En l’espace de quelques jours, Mamadi
Doumbouya, président de la Guinée, a posé des actes lourds de conséquences pour l’État et la vie politique nationale. Le rappel de douze ambassadeurs en poste sur trois continents et la dissolution de dizaines de partis politiques ne doivent pas être perçus comme de simples mesures techniques : ils témoignent d’une stratégie claire de recentrage du pouvoir autour de l’exécutif.
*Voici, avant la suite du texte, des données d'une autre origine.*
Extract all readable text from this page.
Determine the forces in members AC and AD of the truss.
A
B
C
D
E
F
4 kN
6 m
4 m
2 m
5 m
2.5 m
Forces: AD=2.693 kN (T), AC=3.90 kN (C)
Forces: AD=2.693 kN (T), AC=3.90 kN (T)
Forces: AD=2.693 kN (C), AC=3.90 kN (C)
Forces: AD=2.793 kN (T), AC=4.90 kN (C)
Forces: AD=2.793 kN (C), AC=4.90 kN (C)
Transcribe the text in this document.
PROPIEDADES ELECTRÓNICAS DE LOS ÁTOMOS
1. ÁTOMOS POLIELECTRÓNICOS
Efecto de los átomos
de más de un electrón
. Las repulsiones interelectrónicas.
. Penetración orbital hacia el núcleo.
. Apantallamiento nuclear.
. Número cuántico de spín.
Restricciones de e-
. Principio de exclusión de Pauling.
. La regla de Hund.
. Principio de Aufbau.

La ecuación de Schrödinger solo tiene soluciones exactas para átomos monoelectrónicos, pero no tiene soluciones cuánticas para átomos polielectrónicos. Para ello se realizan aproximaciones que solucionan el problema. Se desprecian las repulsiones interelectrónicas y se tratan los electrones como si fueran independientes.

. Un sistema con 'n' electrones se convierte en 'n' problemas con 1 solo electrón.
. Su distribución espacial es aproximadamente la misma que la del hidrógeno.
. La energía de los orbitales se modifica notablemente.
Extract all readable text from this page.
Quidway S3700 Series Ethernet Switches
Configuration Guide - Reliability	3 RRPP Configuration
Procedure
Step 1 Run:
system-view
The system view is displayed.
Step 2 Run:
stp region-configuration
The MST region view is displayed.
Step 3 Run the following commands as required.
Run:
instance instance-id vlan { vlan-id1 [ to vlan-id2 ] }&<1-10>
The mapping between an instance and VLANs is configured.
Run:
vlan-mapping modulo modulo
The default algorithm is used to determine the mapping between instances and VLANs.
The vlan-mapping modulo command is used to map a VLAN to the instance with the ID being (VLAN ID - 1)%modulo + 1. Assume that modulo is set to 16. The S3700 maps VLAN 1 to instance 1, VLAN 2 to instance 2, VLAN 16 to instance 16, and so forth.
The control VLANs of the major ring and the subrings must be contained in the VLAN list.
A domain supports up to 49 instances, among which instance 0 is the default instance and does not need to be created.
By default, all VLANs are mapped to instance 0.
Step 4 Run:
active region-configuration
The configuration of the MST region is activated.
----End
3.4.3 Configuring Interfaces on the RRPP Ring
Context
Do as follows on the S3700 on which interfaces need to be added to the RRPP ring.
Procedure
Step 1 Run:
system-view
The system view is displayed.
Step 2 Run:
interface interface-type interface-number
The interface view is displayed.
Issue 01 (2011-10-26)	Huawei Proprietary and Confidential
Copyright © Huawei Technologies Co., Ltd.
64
Parmi les diplomates rappelés figurent des noms bien connus : Alsény Môbha Sylla en Côte d’Ivoire, Siaka Sissoko au Nigeria et auprès de la CEDEAO, Fatoumata Kaba aux États‑Unis, Senkoun Sylla en France, ainsi que les représentants guinéens en Chine, Allemagne, Russie, Éthiopie (Union africaine), Italie, au Ghana ou encore devant l’Organisation internationale de la Francophonie.
Ces départs, officiellement motivés par une rotation et une remise à niveau de la diplomatie nationale, ont d’abord l’effet d’une remise en question des relais de la Guinée sur la scène internationale. À défaut de nommer immédiatement des successeurs, ces chancelleries seront dirigées par des chargés d’affaires, signe que l’exécutif entend reprendre la main sur les flux d’influence et d’information entre Conakry et le monde.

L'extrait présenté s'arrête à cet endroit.